11. Et il leur disait A vous a été donné le mystère du règne de Dieu : Il ne dit pas “le règne”, il dit “le mystère du règne”, c'est-à-dire « une sagesse mystérieuse et cachée que Dieu avant les siècles avait destinée pour notre gloire » (1Cor 2:7). C'est « le mystère du Christ » (Ep 3:4), c'est-à-dire « du Christ et de l'Église » (Ep 5:32). Mystère dont les Apôtres sont les dispensateurs (1Cor 4:1). Le 100 passe par les 60 pour aller aux 30, et réciproquement ; c’est « la libéralité de notre Seigneur Jésus-Christ, qui pour vous s’est fait pauvre, pour vous enrichir de sa pauvreté » (2Cor 8:9) ; c'est l’échelle de Jacob (Gn 28:12), c’est-à-dire « la demeure de Dieu et la porte du ciel » (id. 17). C'est l'Église.
Or à ceux-là qui sont dehors tout advient en comparaisons : Mystère veut dire caché. Caché à qui ? A ceux du dehors. « Le mystère, c'est qu'une partie d'Israël est tombée dans l'endurcissement jusqu'à ce que la totalité des païens soit entrée » (Rm 11:25). C'est le sens de “Sa mère et ses frères se tenaient dehors” : ils ne voulaient pas entrer, mais envoyer quelqu'un pour l'appeler (Mc 3:31), car ils étaient dehors. Au même niveau que les païens. Or « Philippe dit à l'eunuque de la reine Candace “Comprends-tu ce que tu lis ?” Il dit “Comment le pourrais-je si personne ne me guide ?” » (Ac 8:30-31) Philippe monte, et les voila « assis ensemble en frères » (Mc 3:34, Ac 8:31, Ps 67:7, 132:1). Comme dit saint Augustin, l'AT, c'est le NT voilé, et le NT, c'est l'AT dévoilé. Le voile doit se déchirer (Mc 15:38) pour nous ouvrir le Saint des saints (Hé 9:12) en dévoilant l'AT par la Croix du Christ, « afin que nous réfléchissions comme en un miroir la gloire du Seigneur » (lire 2Cor 3:14-4:6).
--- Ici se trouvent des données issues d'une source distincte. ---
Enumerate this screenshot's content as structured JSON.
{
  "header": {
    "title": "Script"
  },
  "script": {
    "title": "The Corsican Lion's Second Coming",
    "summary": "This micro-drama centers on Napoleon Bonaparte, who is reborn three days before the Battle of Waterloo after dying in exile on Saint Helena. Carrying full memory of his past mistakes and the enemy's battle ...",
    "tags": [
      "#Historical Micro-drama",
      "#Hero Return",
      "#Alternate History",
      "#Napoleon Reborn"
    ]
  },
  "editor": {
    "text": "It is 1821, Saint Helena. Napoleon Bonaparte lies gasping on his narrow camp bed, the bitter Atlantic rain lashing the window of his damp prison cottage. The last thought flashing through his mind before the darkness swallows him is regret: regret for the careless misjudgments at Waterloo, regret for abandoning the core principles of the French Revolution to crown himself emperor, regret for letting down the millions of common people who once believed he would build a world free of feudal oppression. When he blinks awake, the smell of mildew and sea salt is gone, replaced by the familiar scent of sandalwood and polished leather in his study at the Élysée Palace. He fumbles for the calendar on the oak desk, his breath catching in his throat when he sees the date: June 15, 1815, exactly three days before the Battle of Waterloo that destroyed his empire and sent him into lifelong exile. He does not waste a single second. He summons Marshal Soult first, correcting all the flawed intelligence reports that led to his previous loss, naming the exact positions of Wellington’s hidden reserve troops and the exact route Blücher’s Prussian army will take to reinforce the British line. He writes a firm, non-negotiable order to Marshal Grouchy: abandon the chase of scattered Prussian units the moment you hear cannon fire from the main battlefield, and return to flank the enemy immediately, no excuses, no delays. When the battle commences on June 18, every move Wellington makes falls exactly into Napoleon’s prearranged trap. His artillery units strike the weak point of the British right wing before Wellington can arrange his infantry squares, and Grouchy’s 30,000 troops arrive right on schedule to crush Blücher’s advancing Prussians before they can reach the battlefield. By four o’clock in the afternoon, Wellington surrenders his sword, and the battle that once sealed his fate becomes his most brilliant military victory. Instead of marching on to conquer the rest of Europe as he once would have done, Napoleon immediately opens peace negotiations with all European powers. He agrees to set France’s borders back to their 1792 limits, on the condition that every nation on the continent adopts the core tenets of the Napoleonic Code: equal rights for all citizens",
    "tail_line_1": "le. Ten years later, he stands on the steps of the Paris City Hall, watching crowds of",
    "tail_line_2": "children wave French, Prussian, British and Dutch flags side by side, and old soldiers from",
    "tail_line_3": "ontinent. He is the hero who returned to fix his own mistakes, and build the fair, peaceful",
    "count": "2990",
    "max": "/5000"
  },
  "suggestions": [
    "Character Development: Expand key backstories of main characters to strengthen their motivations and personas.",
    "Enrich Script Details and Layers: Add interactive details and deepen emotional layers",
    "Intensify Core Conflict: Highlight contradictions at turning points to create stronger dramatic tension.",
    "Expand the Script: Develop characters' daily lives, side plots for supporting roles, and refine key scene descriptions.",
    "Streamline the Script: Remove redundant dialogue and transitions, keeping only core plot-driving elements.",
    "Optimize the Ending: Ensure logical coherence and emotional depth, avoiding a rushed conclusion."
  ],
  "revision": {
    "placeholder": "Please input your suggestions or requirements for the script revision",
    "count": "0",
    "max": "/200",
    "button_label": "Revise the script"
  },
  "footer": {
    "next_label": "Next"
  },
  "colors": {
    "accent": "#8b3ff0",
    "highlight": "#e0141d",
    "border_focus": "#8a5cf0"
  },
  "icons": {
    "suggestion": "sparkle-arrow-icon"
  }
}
Mais si on ne fait pas appel aux Douze, « si personne ne clame » (Rm 10:14), si on ne pose pas de question, un voile reste posé sur notre cœur, c’est comme si on n’avait pas écouté : on n'a que le mauvais côté de la comparaison, que la moitié du sumbolon, on est parti pour hériter de la malédiction et non de la bénédiction (Lv 26, Dt 28), des épines et des ronces au lieu du jardin d'Éden. Qui écoute doit donc questionner. Sinon, il garde ce cœur endurci qui n'a pas entendu la prédication, cette oreille qui n'a pas entendu, alors que « nous annonçons ce qui n'est pas monté au cœur de l'homme, tout ce que Dieu a préparé pour ceux qui l'aiment » (1Cor 2:9). « Or une terre qui porte épines et ronces est réprouvée et proche d'être maudite et finira par être brûlée » (Hé 6:7-8).